TINJAUAN PUSTAKA
2.1 Pengertian Evaporasi
Evaporasi secara umum dapat didefinisikan dalam dua kondisi, yaitu
evaporasi yang berarti proses penguapan yang terjadi secara alami, dan evaporasi
yang dimaknai dengan proses penguapan yang timbul akibat diberikan uap panas
(steam) dalam suatu peralatan. Evaporasi dapat diartikan sebagai proses penguapan
dari pada cairan (liquid) dengan penambahan panas (Robert B. Long, 1995).
Sedangkan menurut Manan dan Suhardianto (1999), evaporasi (penguapan)
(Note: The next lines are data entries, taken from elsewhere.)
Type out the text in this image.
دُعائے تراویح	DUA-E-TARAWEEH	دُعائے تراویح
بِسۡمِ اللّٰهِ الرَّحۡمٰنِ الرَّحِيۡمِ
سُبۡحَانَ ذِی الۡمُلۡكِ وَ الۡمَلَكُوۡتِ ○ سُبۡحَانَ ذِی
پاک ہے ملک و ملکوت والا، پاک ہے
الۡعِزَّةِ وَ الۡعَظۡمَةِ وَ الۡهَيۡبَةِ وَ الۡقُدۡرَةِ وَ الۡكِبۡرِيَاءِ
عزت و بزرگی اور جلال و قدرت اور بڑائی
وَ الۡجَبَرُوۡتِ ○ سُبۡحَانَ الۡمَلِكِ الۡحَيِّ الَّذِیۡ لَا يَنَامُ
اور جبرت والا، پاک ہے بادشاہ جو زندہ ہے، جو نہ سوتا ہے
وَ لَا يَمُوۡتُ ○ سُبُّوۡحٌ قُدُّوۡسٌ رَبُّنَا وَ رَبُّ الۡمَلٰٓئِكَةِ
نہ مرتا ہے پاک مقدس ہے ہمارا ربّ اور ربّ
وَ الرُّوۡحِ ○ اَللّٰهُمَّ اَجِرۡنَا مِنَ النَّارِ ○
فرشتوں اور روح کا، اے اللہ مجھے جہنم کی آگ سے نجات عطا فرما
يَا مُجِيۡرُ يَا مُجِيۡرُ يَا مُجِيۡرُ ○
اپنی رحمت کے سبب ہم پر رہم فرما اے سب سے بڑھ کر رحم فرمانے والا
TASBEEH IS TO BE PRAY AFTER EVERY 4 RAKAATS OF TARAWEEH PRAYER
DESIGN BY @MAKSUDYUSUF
adalah perubahan air menjadi uap air. Air yang ada di bumi bila terjadi proses
evaporasi akan hilang ke atmosfer menjadi uap air. Evaporasi dapat terjadi dari
permukaan air bebas seperti bejana berisi air, kolam, waduk, sungai ataupun laut.
Proses evaporasi dapat terjadi pada benda yang mengandung air, lahan yang gundul
atau pasir yang basah. Pada lahan yang basah, evaporasi mengakibatkan tanah
menjadi kering dan dapat memengaruhi tanaman yang berada di tanah itu.
Mengetahui banyaknya air yang dievaporasi dari tanah adalah penting dalam usaha
mencegah tanaman mengalami kekeringan dengan mengembalikan sejumlah air
yang hilang karena evaporasi.
Evaporasi adalah proses pengentalan larutan dengan cara mendidihkan atau
menguapkan pelarut (Praptiningsih,1999). Di dalam pengolahan hasil pertanian
proses evaporasi bertujuan untuk, meningkatkan larutan sebelum proses lebih
lanjut, memperkecil volume larutan, menurunkan aktivitas air Aw.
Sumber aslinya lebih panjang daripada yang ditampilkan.